Nicholson was a clubwoman, co-founding a local Delaware affiliate, the Women's College Club of Delaware, with Sadie L. Jones. She was a founding member of the Zeta Omega chapter of the Alpha Kappa Alpha sorority. She was also a founding member of the Equal Suffrage Study Club, founded in 1914. The group was organized to study and advocate for Black women's voting rights; they marched as a separate unit in Wilmington's first suffrage parade in 1914. After the passage of the Nineteenth Amendment, the group organized to encourage African-American women to register and vote.

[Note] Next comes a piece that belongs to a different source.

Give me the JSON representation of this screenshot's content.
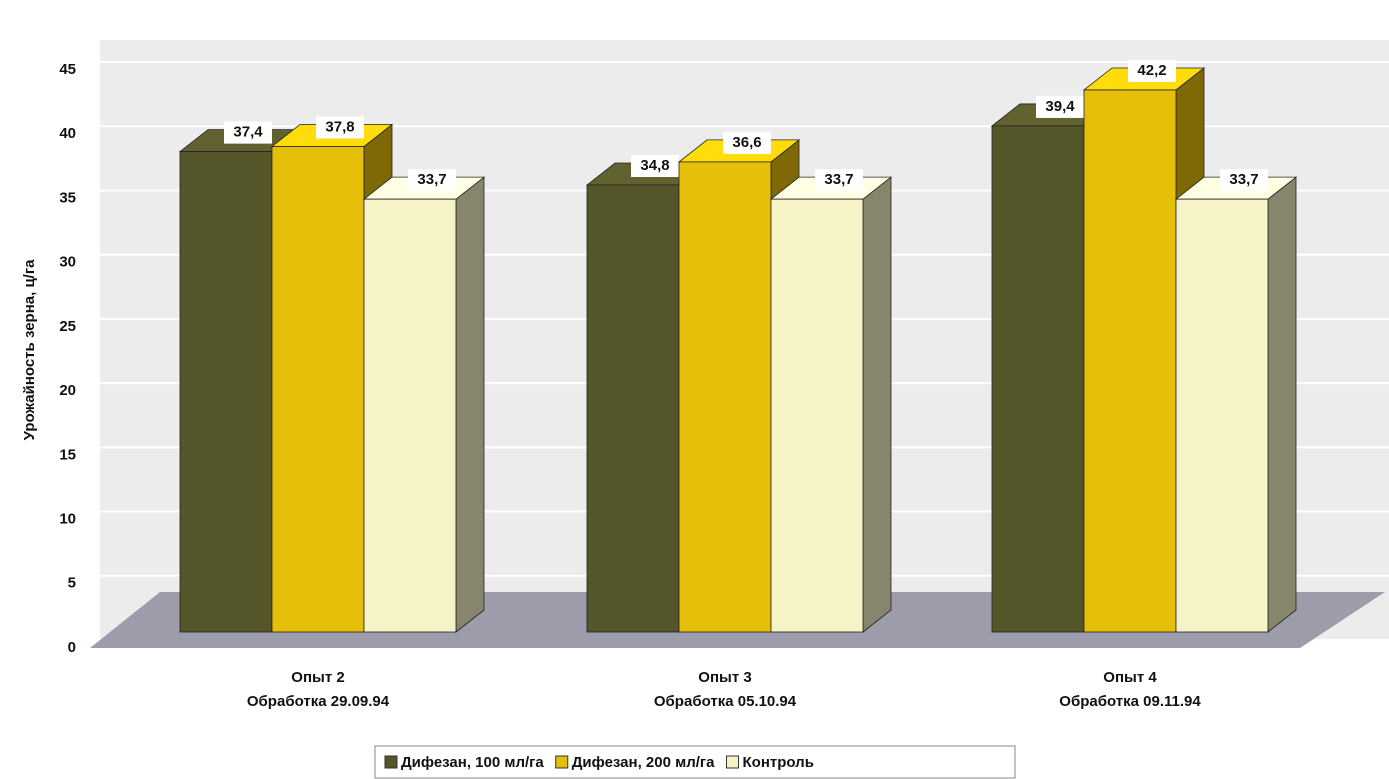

Members of the club assisted in supporting the founding of a Wilmington chapter of the NAACP in 1915 and Nicholson was the first press relations staffer.

==Personal life and education==
Nicholson was born in Baltimore, Maryland on July 22, 1888, to George W. and Charlotte Nicholson. Her father served in the United States Colored Troops during the Civil War. Her mother was a skilled seamstress and dressmaker. Nicholson went to Baltimore Colored Training School for high school and Pembroke College in Brown University for college, receiving a Bachelor of Philosophy degree in 1911. After a few years teaching, she later attended the University of Pennsylvania and received a master's degree in Mathematics Education in 1931. She married William H. Taylor in 1928; he was a widower with three children. She is buried in Eden Cemetery in Collingdale, Pennsylvania.